If you think about the types of advertisements that have drawn attention in the past, you will note that they have a few things in common (sincerity, humor, uniqueness), so build on these and try to avoid profile pitfalls. What follows is a list of tips to follow, and pitfalls to avoid) that will help you build the profile you need to get noticed and get out on the market.
Tips And Pitfalls
Show your personality
Your personality is what is unique about you and what is going to draw good matches. Try to write how you speak. To get that personality across, use stories or anecdotes to portray who you are instead of generic adjectives like “nice” or “funny.” If you are funny, be funny. If you are confident, it will show through.
Pitfalls: While you should write how you speak t get your personality across, do not use this as an excuse to use sloppy spelling or grammar. Poor spelling simply makes you look unintelligent.
Be honest about who you are and what you are looking for. If you embellish or lie, you will be found out, and you will draw people to you who aren’t going to be compatible with who you are and the values you hold.
Pitfalls: While being honest is good, don’t give too much information. You don’t need to air your dirty laundry. Leave nasty ex stories out. No one wants to date the bitter, scorned ex. Don’t warn people of your flaws or your neuroses: you will come off as looking insecure. Don’t give them a reason not to contact you.
Everyone wants to be around a positive person. They are energizing and brave and open minded. People who are hopeful about finding someone come off as more approachable than those who give the impression that they are just waiting for the next dating disappointment.
Pitfalls: Don’t be negative about anything if you can be, especially about the online dating process. If you start your profile with a caveat that you “never thought you would be doing this” or imply that you might think online dating is stupid or for losers, no one is going to respond, as they will assume that you think they are a loser for being online. As energizing as positive people are, negative people suck good energy right out of you. People will avoid that.
If you do not express yourself well in writing, then ask a friend who is a good writer to give you a hand. Try writing it in your voice first (as you want your personality to shine through), and then have a friend look it over. If you don’t have anyone you can turn to, there are services that can help you, and most online dating sites will have tips for you to follow. Most importantly, make sure you have someone proofread it for glaring errors.
Pitfalls: If you have a friend or service help you build your profile, make sure that the end product still has some of you in it. You don’t want it to come off as sounding too contrived, or worse, not at all like you.
Filter out your preferences
If you are looking for a specific type of person, then make sure you specify. Your goal online is not to date as many people as possible—it is to date as many people as possible that are compatible with you. If you cast too wide a net, then you will find yourself throwing a lot back and becoming disenchanted with the process.
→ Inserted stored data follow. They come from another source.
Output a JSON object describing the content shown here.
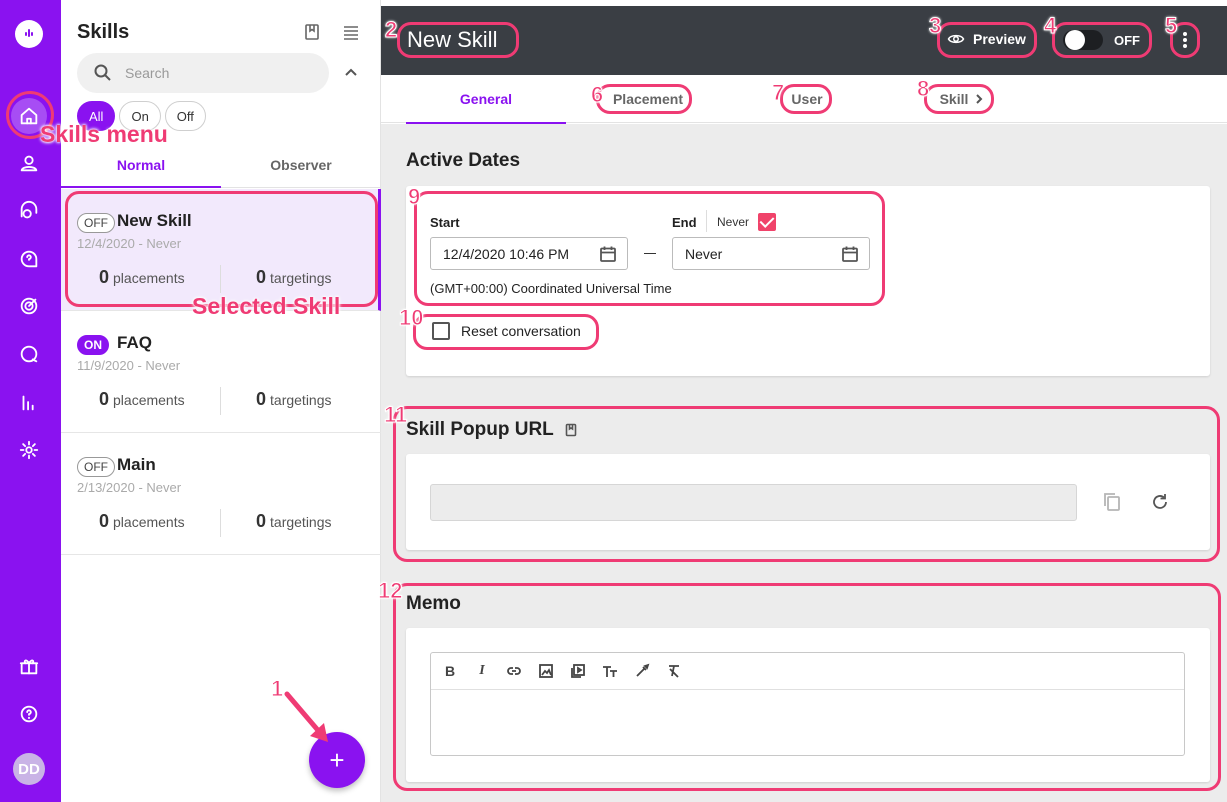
{
  "colors": {
    "accent": "#8a12f0",
    "annotation": "#ef3b74",
    "topbar": "#3a3e44"
  },
  "rail": {
    "items": [
      "home-icon",
      "user-icon",
      "chat-icon",
      "help-icon",
      "target-icon",
      "message-icon",
      "analytics-icon",
      "gear-icon"
    ],
    "bottom": [
      "gift-icon",
      "help-circle-icon"
    ],
    "avatar": "DD"
  },
  "panel": {
    "title": "Skills",
    "search": {
      "placeholder": "Search"
    },
    "filters": [
      {
        "label": "All",
        "selected": true
      },
      {
        "label": "On",
        "selected": false
      },
      {
        "label": "Off",
        "selected": false
      }
    ],
    "tabs": [
      {
        "label": "Normal",
        "selected": true
      },
      {
        "label": "Observer",
        "selected": false
      }
    ],
    "skills": [
      {
        "status": "OFF",
        "name": "New Skill",
        "dates": "12/4/2020 - Never",
        "placements": "0",
        "placements_label": "placements",
        "targetings": "0",
        "targetings_label": "targetings",
        "selected": true
      },
      {
        "status": "ON",
        "name": "FAQ",
        "dates": "11/9/2020 - Never",
        "placements": "0",
        "placements_label": "placements",
        "targetings": "0",
        "targetings_label": "targetings",
        "selected": false
      },
      {
        "status": "OFF",
        "name": "Main",
        "dates": "2/13/2020 - Never",
        "placements": "0",
        "placements_label": "placements",
        "targetings": "0",
        "targetings_label": "targetings",
        "selected": false
      }
    ],
    "fab_label": "+"
  },
  "topbar": {
    "title": "New Skill",
    "preview_label": "Preview",
    "toggle_label": "OFF"
  },
  "tabs": [
    {
      "label": "General",
      "selected": true
    },
    {
      "label": "Placement",
      "selected": false
    },
    {
      "label": "User",
      "selected": false
    },
    {
      "label": "Skill",
      "selected": false
    }
  ],
  "active_dates": {
    "title": "Active Dates",
    "start_label": "Start",
    "end_label": "End",
    "never_label": "Never",
    "never_checked": true,
    "start_value": "12/4/2020 10:46 PM",
    "end_value": "Never",
    "timezone": "(GMT+00:00) Coordinated Universal Time",
    "reset_label": "Reset conversation",
    "reset_checked": false
  },
  "popup_url": {
    "title": "Skill Popup URL",
    "value": ""
  },
  "memo": {
    "title": "Memo",
    "toolbar": [
      "B",
      "I",
      "link-icon",
      "image-icon",
      "video-icon",
      "text-size-icon",
      "color-picker-icon",
      "clear-format-icon"
    ]
  },
  "annotations": {
    "numbers": [
      "1",
      "2",
      "3",
      "4",
      "5",
      "6",
      "7",
      "8",
      "9",
      "10",
      "11",
      "12"
    ],
    "skills_menu": "Skills menu",
    "selected_skill": "Selected Skill"
  }
}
Be specific about things like the age range you are looking for. Specifics that are deal-breakers for you, for example, non-smokers or drinkers, certain religious affiliations, people who do or don’t have children, are important to identify.
Pitfalls: Do not lead with specifics that are too shallow or materialistic. For instance, specifying body types or looks, or specifying people making over a certain salary per year are generally not well-received. You will come off looking arrogant and picky. Most people are not going to contact a person who seems ready to reject people based purely on surface impressions.
Include a picture
Many people are filtered out immediately if there is no picture whatsoever on your profile. This does not mean that people are shallow (although, let’s face it, first impressions are important). Many people find that the images you choose to put on your web site give another dimension to your personality. If you feel insecure about putting a picture up, then try something artistic. If you have an arty friend, get him or her to take some funky pictures of you, or to Photoshop some existing images. This shows not only confidence, but creativity. Not all pictures have to be a standard frontal shot. If you don’t have any photographer friends, go to a mall photo booth and have some fun.
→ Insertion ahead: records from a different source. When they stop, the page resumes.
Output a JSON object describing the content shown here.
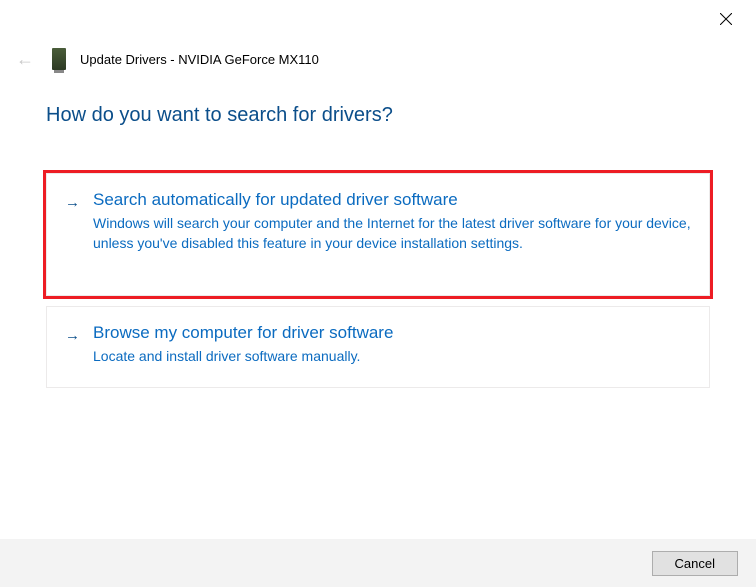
{
  "header": {
    "title": "Update Drivers - NVIDIA GeForce MX110"
  },
  "main": {
    "heading": "How do you want to search for drivers?"
  },
  "options": [
    {
      "title": "Search automatically for updated driver software",
      "description": "Windows will search your computer and the Internet for the latest driver software for your device, unless you've disabled this feature in your device installation settings."
    },
    {
      "title": "Browse my computer for driver software",
      "description": "Locate and install driver software manually."
    }
  ],
  "footer": {
    "cancel_label": "Cancel"
  }
}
Pitfalls: In your profile photo section, include pictures that portray your various interests (hobbies, traveling, etc.), but do not include too many party pictures. One picture of you having fun with friends is a great idea (it shows you actually do have friends), but don’t opt for the one where you are passed out, funneling beer, or being groped by one or many women. Also, vanity shots of you flexing your muscles are too cheesy and make you look full of yourself. Sell yourself in your photos, but keep this rule of thumb in mind: if your picture looks like it belongs in a beer commercial, leave it out.
Even though there seem to be a lot of rules to follow when building a profile, remember a few basic things: keep it simple, avoid being generic, and be proud of who you are. If you aren’t afraid to share your hopes and dreams, then chances are that you are more likely to find that person who is on the same path.